When our trip came to a close and we were all packed, having a reservation for the brousse to leave at 6am, the girls get to the brousse station about 30 mins earlier and give us, three boys, a phone call. Don’t bother coming to the station…the brousse isn’t leaving yet…the roads are horrible, or shall we say the road WAS horrible now it’s just a path with ditches unpassable by any mode of transportation. We go back to bed and think about how long we are stuck in paradise. Fort Dauphin is beautiful, yes, but being stuck there drains you just a bit. We went to the beach everyday waiting for a brousse to leave. And finally after two days of waiting and sitting, and going to the beach we head out of Fort Dauphin and make it back to Fianar, where we reconvene and relax.
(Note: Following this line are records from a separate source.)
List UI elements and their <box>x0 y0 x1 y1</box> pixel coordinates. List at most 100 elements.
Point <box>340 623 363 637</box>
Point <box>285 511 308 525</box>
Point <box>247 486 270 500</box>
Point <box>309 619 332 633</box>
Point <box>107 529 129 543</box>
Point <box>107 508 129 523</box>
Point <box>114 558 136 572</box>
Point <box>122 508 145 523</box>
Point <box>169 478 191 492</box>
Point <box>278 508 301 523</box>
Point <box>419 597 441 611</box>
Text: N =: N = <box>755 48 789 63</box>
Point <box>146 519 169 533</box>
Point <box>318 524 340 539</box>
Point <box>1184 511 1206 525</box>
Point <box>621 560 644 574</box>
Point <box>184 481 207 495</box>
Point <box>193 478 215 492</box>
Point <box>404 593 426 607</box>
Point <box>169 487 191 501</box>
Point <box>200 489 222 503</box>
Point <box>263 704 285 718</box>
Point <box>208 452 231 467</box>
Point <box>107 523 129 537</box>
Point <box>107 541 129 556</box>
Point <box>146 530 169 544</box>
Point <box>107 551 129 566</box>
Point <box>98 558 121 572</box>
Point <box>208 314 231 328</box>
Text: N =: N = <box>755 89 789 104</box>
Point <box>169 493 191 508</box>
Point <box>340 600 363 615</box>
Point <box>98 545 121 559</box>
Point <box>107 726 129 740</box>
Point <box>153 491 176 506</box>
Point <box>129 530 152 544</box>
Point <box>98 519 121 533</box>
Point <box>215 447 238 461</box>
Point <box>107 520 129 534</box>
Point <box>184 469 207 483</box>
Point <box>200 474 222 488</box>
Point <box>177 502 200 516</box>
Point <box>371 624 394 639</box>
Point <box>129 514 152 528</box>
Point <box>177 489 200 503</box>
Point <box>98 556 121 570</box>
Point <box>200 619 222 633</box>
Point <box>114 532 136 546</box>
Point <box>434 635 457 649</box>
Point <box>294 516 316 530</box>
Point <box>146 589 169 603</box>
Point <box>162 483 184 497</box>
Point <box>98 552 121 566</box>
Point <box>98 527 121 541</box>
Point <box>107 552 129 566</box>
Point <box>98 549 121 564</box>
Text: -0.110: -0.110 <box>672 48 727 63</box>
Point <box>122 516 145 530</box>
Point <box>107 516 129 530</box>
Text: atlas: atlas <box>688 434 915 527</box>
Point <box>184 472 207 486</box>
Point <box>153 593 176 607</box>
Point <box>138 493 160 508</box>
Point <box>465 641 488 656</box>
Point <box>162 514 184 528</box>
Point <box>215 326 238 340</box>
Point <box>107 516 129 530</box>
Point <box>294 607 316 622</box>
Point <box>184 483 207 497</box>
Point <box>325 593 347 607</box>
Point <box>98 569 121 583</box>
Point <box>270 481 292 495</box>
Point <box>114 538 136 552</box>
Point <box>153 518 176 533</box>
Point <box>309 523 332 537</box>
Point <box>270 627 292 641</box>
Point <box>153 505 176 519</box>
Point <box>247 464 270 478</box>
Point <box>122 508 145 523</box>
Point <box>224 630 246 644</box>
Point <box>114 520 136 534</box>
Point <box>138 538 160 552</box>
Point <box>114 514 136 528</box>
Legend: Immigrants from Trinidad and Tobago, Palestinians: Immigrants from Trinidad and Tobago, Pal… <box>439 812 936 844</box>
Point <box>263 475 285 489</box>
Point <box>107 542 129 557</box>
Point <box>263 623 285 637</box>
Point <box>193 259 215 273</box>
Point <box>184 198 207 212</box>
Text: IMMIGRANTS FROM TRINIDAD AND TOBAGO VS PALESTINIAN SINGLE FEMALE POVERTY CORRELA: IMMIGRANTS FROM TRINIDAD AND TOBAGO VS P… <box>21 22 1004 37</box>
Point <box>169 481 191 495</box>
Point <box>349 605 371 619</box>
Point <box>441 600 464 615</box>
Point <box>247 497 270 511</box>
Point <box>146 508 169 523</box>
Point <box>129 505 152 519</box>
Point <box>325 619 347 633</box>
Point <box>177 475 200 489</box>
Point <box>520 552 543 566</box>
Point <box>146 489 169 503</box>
The trip was an amazing experience and the traveling was quite the adventure as well. I do have to say one thing though, this made me feel like a Real Peace Corps Volunteer. We traveled around the country, educating people that don’t normally have a Peace Corps Volunteer at their site, a Health PCV for that matter. And making them aware of issues that surround them everyday and get a little spark going in their heads. So all in all, the trip was a success but what I did learn was this: Hint: Traveling during rainy season does not make sense.
Oh yea and I forgot to mention I learned how to surf and also met this awesome, interesting Rastafarian who gave me some wax so I can dread my hair, eventually.
I leave you with this picture of surfboards…the hat is mine and that is the board I used. I also leave you with this picture of me smiling on the rocks with the Indian Ocean in the background. It’s Irie here…no worries man.